PMA Australia-New Zealand (PMA A-NZ) said displaying the amount companies paid to growers alongside the retail price would do more harm than good.
Michael Worthington, CEO of PMA A-NZ said the proposal would be almost impossible to implement.
“It takes no account of the fact that the major supermarkets buy some of their produce from wholesalers, so who would then be responsible for determining what the wholesaler has paid the grower?” he said.
“More often than not, produce is consolidated, graded, packed or processed by an intermediary who is sourcing from multiple growers – again, it would be nigh-on-impossible for there to be a clear chain of transactions to determine what was paid to the grower.
“And finally, fruit and vegetable prices change almost daily depending on supply and demand, so the task of monitoring and updating prices would be monumental” he said.
Katter and Xenophon believe the strategy would make supermarkets more honest, but their initial suggestions were met with apprehension.
"It’s difficult to see how it would work in practice," National Association of Retail Grocers Australian chairman John Cummings said.
"The one thing that we have called for some time, going back to the grocery inquiry run by the ACCC (Australian Competition and Consumer Commission), was for somebody to look into the transparency of prices."
Worthington said the bill would not achieve its objectives and would instead punish the very people it is supposed to protect: growers.
“PMA A-NZ cannot understand what will be gained from this proposed bill; if the major supermarkets were making such massive profits at the expense of growers, then it would not take long before all the smaller independents were under-cutting them and we are not seeing any evidence of that,” he said.
“It is a competitive retail market out there for fruit and vegetables.”

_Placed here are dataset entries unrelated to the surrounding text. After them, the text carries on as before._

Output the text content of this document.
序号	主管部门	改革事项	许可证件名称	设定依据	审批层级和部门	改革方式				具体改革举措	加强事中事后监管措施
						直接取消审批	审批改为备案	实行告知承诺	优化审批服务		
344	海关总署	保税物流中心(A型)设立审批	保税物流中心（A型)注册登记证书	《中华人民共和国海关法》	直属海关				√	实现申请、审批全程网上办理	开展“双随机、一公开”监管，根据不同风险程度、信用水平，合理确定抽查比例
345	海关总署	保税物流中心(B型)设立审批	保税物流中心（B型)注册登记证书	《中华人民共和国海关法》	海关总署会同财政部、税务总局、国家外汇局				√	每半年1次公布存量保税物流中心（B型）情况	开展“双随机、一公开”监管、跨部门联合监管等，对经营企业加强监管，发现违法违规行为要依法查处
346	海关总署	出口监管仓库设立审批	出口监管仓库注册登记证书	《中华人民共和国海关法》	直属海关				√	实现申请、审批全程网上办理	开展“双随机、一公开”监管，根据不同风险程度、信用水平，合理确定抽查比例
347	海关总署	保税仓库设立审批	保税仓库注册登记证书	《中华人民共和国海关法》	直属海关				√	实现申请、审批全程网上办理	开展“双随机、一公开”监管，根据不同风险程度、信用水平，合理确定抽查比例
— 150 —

“If growers do want to get a higher proportion of what consumers are prepared to pay, then they will have to avoid all the supply chain costs incurred in selling product through a retailer and instead sell at a Farmers’ Market.
Making the major supermarkets implement a costly and unworkable system will achieve absolutely nothing for fresh produce growers and will be about as effective as the failed Grocery Watch scheme brought in by the Labor government,” he said.
The group believes the focus should not be on the supermarket wars but should be concerned with boosting the consumption of fresh produce.
“Supporting initiatives to increase the consumption of these healthy products to overcome the increasing rates of obesity and heart disease would be in the best interests of consumers and growers alike,” Worthington said.